Friday, September 01, 2006

Hitching and Other Forms of Transport: July 23, 2006


Our plan from Bern, Switzerland was to hitchhike our way towards Paris, stopping for a few days in Dijon. We extended our stay in Bern twice and finally left early one Sunday morning. We were able to hitch the first ride from within the city; a very kind middle-aged Turkish man stopped to pick us up. He could not speak any English and we couldn’t converse in German so we ended up battling in limited and broken French, a good sign though, as we were headed to France that day. He was actually a political prisoner and was living in exile in Bern. Through a strange mixture of French, German and English, we got a glimpse of his life, 13 years unable to return to his native country where his family still lived. He took us to a large service area/rest stop on the highway, just before Basel. Based on all of our hitching experiences in Japan, this seemed an idea spot where we were guaranteed a ride.

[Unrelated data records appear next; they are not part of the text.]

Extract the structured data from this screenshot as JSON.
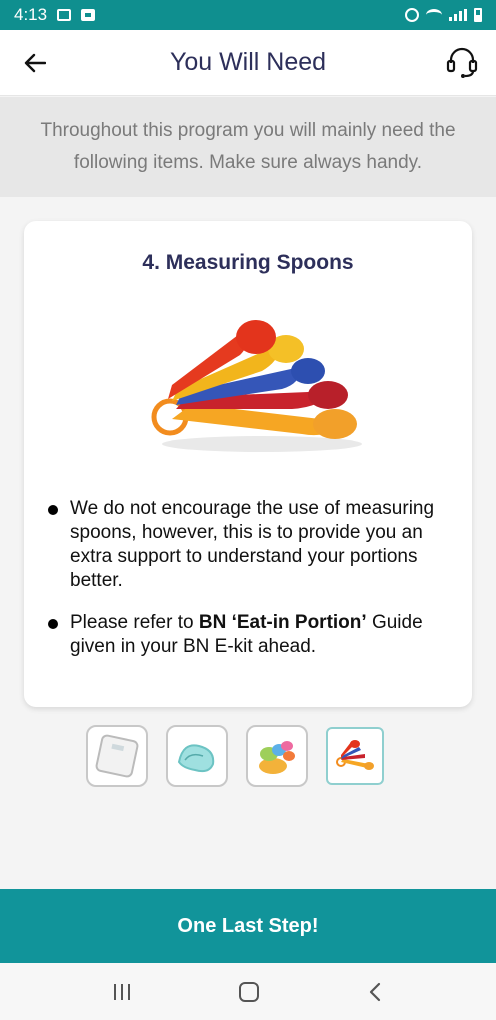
{
  "status_bar": {
    "time": "4:13"
  },
  "header": {
    "title": "You Will Need"
  },
  "intro": {
    "text": "Throughout this program you will mainly need the following items. Make sure always handy."
  },
  "card": {
    "title": "4. Measuring Spoons",
    "bullets": [
      {
        "text": "We do not encourage the use of measuring spoons, however, this is to provide you an extra support to understand your portions better."
      },
      {
        "before": "Please refer to ",
        "bold": "BN ‘Eat-in Portion’",
        "after": " Guide given in your BN E-kit ahead."
      }
    ]
  },
  "thumbnails": [
    {
      "name": "weighing-scale",
      "active": false
    },
    {
      "name": "measuring-tape",
      "active": false
    },
    {
      "name": "measuring-cups",
      "active": false
    },
    {
      "name": "measuring-spoons",
      "active": true
    }
  ],
  "cta": {
    "label": "One Last Step!"
  },
  "colors": {
    "teal": "#11949a",
    "status_teal": "#0f8f8f",
    "title_navy": "#2d2f5a",
    "intro_bg": "#e7e7e7"
  }
}
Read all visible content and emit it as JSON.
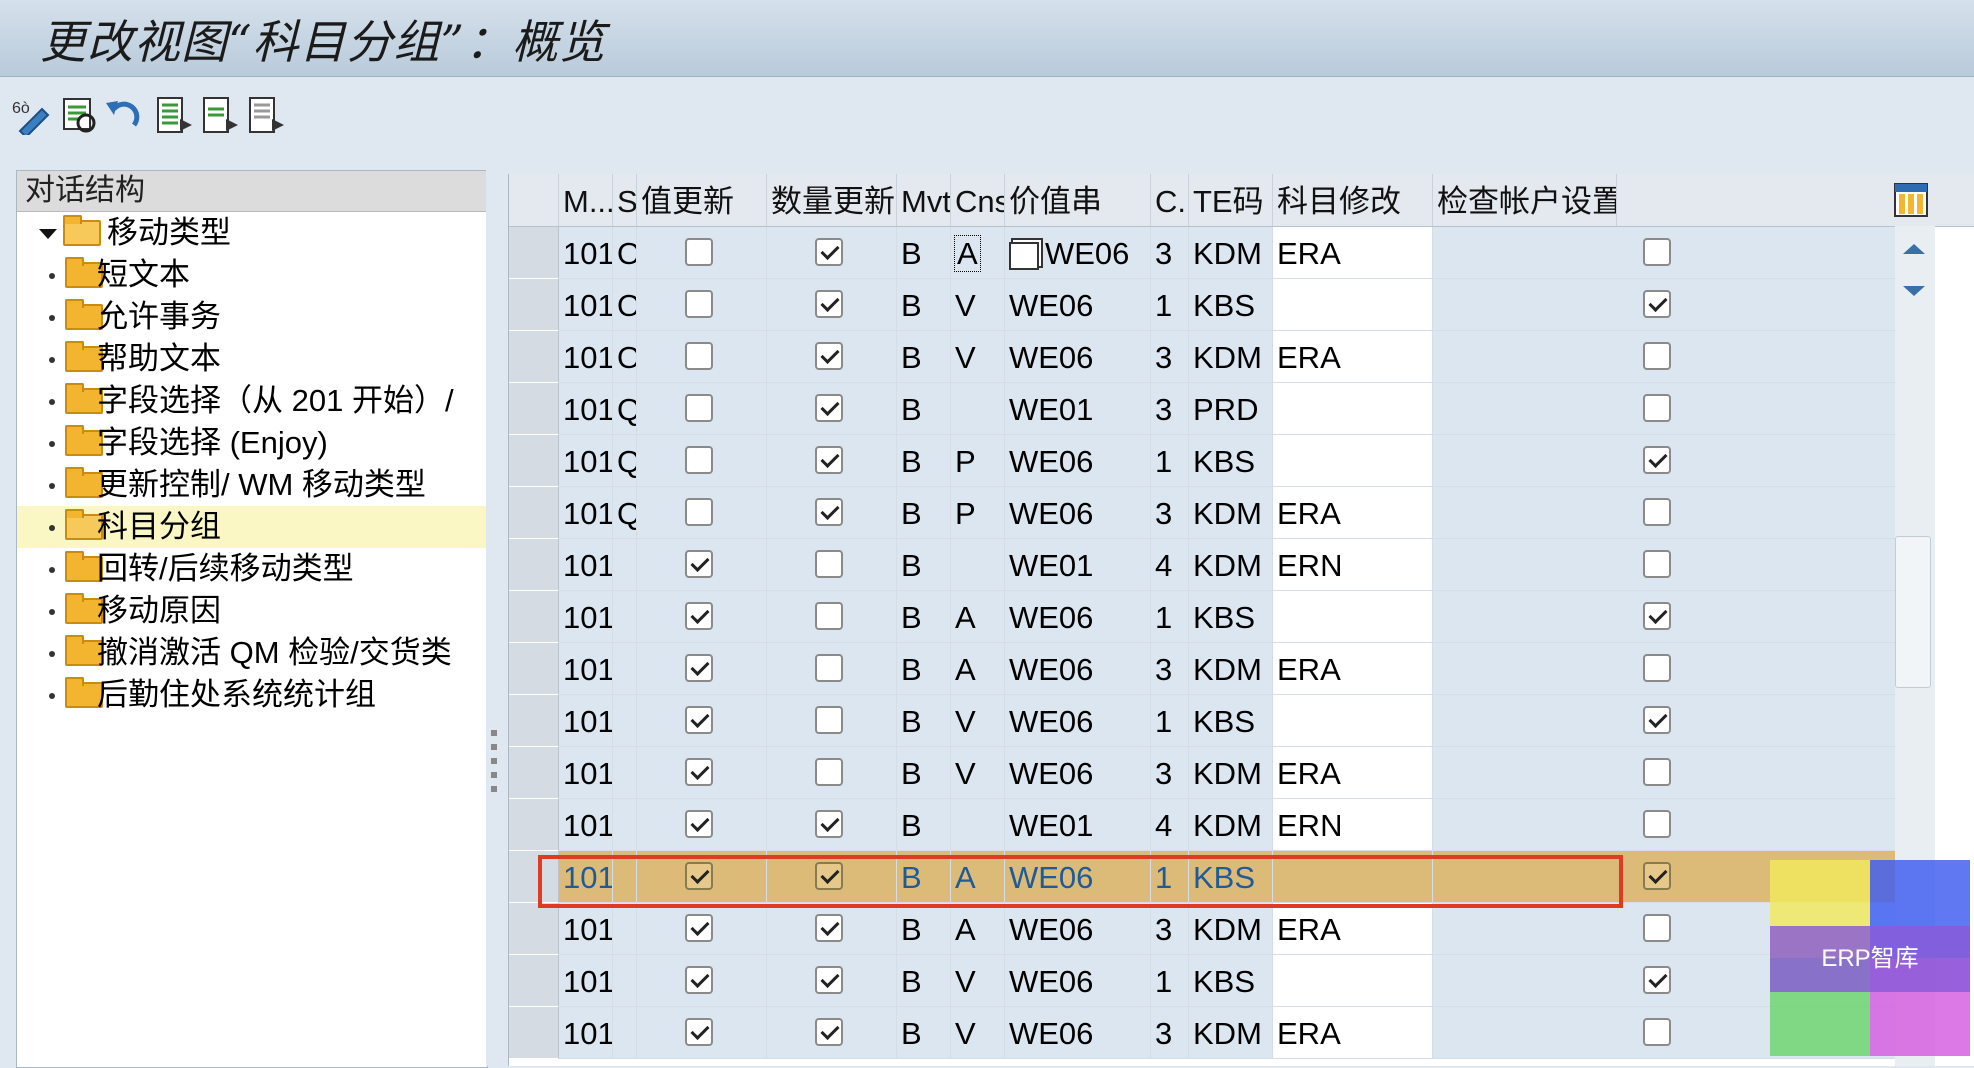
{
  "window": {
    "title": "更改视图“科目分组”：概览"
  },
  "toolbar": {
    "buttons": [
      "change-display-icon",
      "select-icon",
      "undo-icon",
      "select-all-icon",
      "select-block-icon",
      "deselect-all-icon"
    ]
  },
  "dialog_structure": {
    "header": "对话结构",
    "root": "移动类型",
    "items": [
      {
        "label": "短文本",
        "selected": false
      },
      {
        "label": "允许事务",
        "selected": false
      },
      {
        "label": "帮助文本",
        "selected": false
      },
      {
        "label": "字段选择（从 201 开始）/",
        "selected": false
      },
      {
        "label": "字段选择 (Enjoy)",
        "selected": false
      },
      {
        "label": "更新控制/ WM 移动类型",
        "selected": false
      },
      {
        "label": "科目分组",
        "selected": true
      },
      {
        "label": "回转/后续移动类型",
        "selected": false
      },
      {
        "label": "移动原因",
        "selected": false
      },
      {
        "label": "撤消激活 QM 检验/交货类",
        "selected": false
      },
      {
        "label": "后勤住处系统统计组",
        "selected": false
      }
    ]
  },
  "table": {
    "columns": [
      "M...",
      "S",
      "值更新",
      "数量更新",
      "Mvt",
      "Cns",
      "价值串",
      "C..",
      "TE码",
      "科目修改",
      "检查帐户设置"
    ],
    "rows": [
      {
        "m": "101",
        "s": "O",
        "val": false,
        "qty": true,
        "mvt": "B",
        "cns": "A",
        "vs": "WE06",
        "c": "3",
        "te": "KDM",
        "acct": "ERA",
        "chk": false,
        "focused": true
      },
      {
        "m": "101",
        "s": "O",
        "val": false,
        "qty": true,
        "mvt": "B",
        "cns": "V",
        "vs": "WE06",
        "c": "1",
        "te": "KBS",
        "acct": "",
        "chk": true
      },
      {
        "m": "101",
        "s": "O",
        "val": false,
        "qty": true,
        "mvt": "B",
        "cns": "V",
        "vs": "WE06",
        "c": "3",
        "te": "KDM",
        "acct": "ERA",
        "chk": false
      },
      {
        "m": "101",
        "s": "Q",
        "val": false,
        "qty": true,
        "mvt": "B",
        "cns": "",
        "vs": "WE01",
        "c": "3",
        "te": "PRD",
        "acct": "",
        "chk": false
      },
      {
        "m": "101",
        "s": "Q",
        "val": false,
        "qty": true,
        "mvt": "B",
        "cns": "P",
        "vs": "WE06",
        "c": "1",
        "te": "KBS",
        "acct": "",
        "chk": true
      },
      {
        "m": "101",
        "s": "Q",
        "val": false,
        "qty": true,
        "mvt": "B",
        "cns": "P",
        "vs": "WE06",
        "c": "3",
        "te": "KDM",
        "acct": "ERA",
        "chk": false
      },
      {
        "m": "101",
        "s": "",
        "val": true,
        "qty": false,
        "mvt": "B",
        "cns": "",
        "vs": "WE01",
        "c": "4",
        "te": "KDM",
        "acct": "ERN",
        "chk": false
      },
      {
        "m": "101",
        "s": "",
        "val": true,
        "qty": false,
        "mvt": "B",
        "cns": "A",
        "vs": "WE06",
        "c": "1",
        "te": "KBS",
        "acct": "",
        "chk": true
      },
      {
        "m": "101",
        "s": "",
        "val": true,
        "qty": false,
        "mvt": "B",
        "cns": "A",
        "vs": "WE06",
        "c": "3",
        "te": "KDM",
        "acct": "ERA",
        "chk": false
      },
      {
        "m": "101",
        "s": "",
        "val": true,
        "qty": false,
        "mvt": "B",
        "cns": "V",
        "vs": "WE06",
        "c": "1",
        "te": "KBS",
        "acct": "",
        "chk": true
      },
      {
        "m": "101",
        "s": "",
        "val": true,
        "qty": false,
        "mvt": "B",
        "cns": "V",
        "vs": "WE06",
        "c": "3",
        "te": "KDM",
        "acct": "ERA",
        "chk": false
      },
      {
        "m": "101",
        "s": "",
        "val": true,
        "qty": true,
        "mvt": "B",
        "cns": "",
        "vs": "WE01",
        "c": "4",
        "te": "KDM",
        "acct": "ERN",
        "chk": false
      },
      {
        "m": "101",
        "s": "",
        "val": true,
        "qty": true,
        "mvt": "B",
        "cns": "A",
        "vs": "WE06",
        "c": "1",
        "te": "KBS",
        "acct": "",
        "chk": true,
        "highlighted": true
      },
      {
        "m": "101",
        "s": "",
        "val": true,
        "qty": true,
        "mvt": "B",
        "cns": "A",
        "vs": "WE06",
        "c": "3",
        "te": "KDM",
        "acct": "ERA",
        "chk": false
      },
      {
        "m": "101",
        "s": "",
        "val": true,
        "qty": true,
        "mvt": "B",
        "cns": "V",
        "vs": "WE06",
        "c": "1",
        "te": "KBS",
        "acct": "",
        "chk": true
      },
      {
        "m": "101",
        "s": "",
        "val": true,
        "qty": true,
        "mvt": "B",
        "cns": "V",
        "vs": "WE06",
        "c": "3",
        "te": "KDM",
        "acct": "ERA",
        "chk": false
      }
    ]
  },
  "watermark": {
    "text": "ERP智库"
  },
  "colors": {
    "highlight_row": "#dcbb78",
    "highlight_border": "#e03a24",
    "readonly_cell": "#dbe6f0",
    "folder": "#f3b52f"
  }
}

We had some lunch, updated our sign for Dijon and started waiting. And we waited. And waited. A few nice people stopped to explain that they were going North into Germany. One uni student tried to persuade us to come to Basel instead and swim in the nice river there and take a cheap night train to Paris. But we had only been hitching for about an hour and I had become insistent about getting into France. Switzerland was lovely and a brilliant surprise, but we kept extending our stays and the country seemed to have some kind of magical hold on us.

Three hours later, we decided to change the sign to a large and desperate “FRANCE”. I had started to insult the various drivers simply to amuse myself, and we shook our sign fiercely at every car with an F on their license plate. I was adamant they must at some point be headed to some destination in France. I was eager to eat French food, speak my rusty French and see loads of art. But the frogs disappointed us.

The next sign change was a sign of defeat. We took down the FRANCE and wrote Basel, the nearest city, only about 10 km away. We got a ride about 10 minutes later, these Swiss people were just too nice, and spent another day in Switzerland.

We swam in the Rhine in Basel and saw a film and walked through the whole city. Then we boarded the night train for Paris.

We are still huge believers in hitching, and certainly had an exciting ride in the back of the cow truck in the Alps, but I guess the train/bus infrastructure in Europe was too developed for most people to even notice us.

The night train was like the other all-night journey we had in Germany, pretty crap. It was too dark to take in any scenery, below zero (air conditioning sadists) and not much sleeping happened.

We used many forms of transportation on our travels. The trains were efficient but costly, bikes were by far the best (especially the free ones in Switzerland, though sometimes there weren’t any bikes left and we had to take scooters or kids bikes). Our own feet were hard to beat, boats/ferries were pretty fun, hitching ended up being mixed and night journeys took the bottom rung.